OKX described OFC as the token powering OneFootball's fan economy and confirmed a Base-chain contract for the asset. The listing timeline matters for traders because the first hours of a new market often define the day-one volatility regime. Call-auction mechanics, delayed market-order support, and initial spread behavior can matter more than the broader thesis while price discovery is still thin.

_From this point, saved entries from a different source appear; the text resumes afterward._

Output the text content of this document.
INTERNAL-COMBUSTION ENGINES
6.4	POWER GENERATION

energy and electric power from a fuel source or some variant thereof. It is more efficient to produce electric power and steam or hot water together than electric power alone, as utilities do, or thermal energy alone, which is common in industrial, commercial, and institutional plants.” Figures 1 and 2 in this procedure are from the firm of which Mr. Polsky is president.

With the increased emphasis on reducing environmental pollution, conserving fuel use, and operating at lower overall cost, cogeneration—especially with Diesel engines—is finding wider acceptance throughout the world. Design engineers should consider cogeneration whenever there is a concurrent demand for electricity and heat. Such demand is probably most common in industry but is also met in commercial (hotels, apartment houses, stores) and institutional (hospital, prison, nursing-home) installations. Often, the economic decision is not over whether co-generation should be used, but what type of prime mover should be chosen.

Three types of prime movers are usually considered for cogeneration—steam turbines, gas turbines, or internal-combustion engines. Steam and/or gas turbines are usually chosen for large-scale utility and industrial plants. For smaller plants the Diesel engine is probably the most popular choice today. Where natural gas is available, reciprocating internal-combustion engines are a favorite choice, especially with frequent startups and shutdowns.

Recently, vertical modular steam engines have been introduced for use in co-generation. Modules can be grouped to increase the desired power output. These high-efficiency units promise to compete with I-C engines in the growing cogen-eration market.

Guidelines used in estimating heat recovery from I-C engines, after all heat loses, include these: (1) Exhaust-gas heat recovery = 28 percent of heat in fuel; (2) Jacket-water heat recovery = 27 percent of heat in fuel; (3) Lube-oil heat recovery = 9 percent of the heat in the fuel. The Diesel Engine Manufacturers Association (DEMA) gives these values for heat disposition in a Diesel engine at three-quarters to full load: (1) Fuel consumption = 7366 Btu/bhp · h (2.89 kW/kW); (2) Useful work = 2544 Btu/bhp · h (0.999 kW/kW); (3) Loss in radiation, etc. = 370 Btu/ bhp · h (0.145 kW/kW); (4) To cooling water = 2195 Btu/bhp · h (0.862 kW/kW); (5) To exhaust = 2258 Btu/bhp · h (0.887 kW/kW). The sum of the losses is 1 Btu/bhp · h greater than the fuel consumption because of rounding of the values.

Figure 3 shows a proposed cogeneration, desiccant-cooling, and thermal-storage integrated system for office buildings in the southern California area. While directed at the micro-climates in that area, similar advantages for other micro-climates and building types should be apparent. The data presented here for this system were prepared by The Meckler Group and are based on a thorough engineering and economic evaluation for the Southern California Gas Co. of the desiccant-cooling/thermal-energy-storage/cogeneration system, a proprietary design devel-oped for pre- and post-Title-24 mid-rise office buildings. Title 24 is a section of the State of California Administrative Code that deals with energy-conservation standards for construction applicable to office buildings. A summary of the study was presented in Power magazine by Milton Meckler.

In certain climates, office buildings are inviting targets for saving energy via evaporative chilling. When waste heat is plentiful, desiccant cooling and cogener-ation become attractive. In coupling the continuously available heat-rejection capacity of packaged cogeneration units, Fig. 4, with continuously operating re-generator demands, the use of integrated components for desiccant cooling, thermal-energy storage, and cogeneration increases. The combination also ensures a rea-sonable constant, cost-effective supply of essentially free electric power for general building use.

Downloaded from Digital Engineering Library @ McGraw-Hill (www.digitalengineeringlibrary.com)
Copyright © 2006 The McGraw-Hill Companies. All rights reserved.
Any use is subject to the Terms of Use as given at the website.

The X Launch page adds the distribution angle. It advertised a 6,000,000 OFC reward pool and showed more than 18,000 participants, with claims scheduled to begin later on April 9. That means the market is not only digesting exchange access; it is also absorbing a claim calendar and a user base already conditioned to watch the asset on day one.

Why it matters

For signals, the story is attractive because it mixes consumer branding with hard market structure. OneFootball is not a random ticker with a single exchange debut. It is trying to turn fan identity, club engagement, and token-based rewards into a repeatable onchain product. If that narrative sticks, OFC can stay on watchlists longer than a typical microcap launch that burns out after the first speculative cycle.

The risk, of course, is exactly the same thing that makes the story interesting. Claim events, new listings, and brand-led social volume can create a very crowded first session. That usually means exaggerated candles, shallow order books, and fast sentiment shifts. Traders who want exposure need to think in terms of liquidity behavior and post-auction stabilization, not just whether the product story sounds strong.

What to watch next

  • Watch whether OFC holds a stable market after the 10:00 UTC spot open instead of widening into disorderly spreads.
  • Track how much fresh selling follows the X Launch claim window later on April 9.
  • Monitor Base-chain activity and exchange depth rather than relying on social chatter alone.
  • Look for whether the listing turns into a broader football-token narrative or remains a one-day event.

Thursday's setup gives OFC a better launch frame than most new tokens get. The next question is whether real post-listing liquidity shows up after the campaign participants and first-wave speculators have had time to act.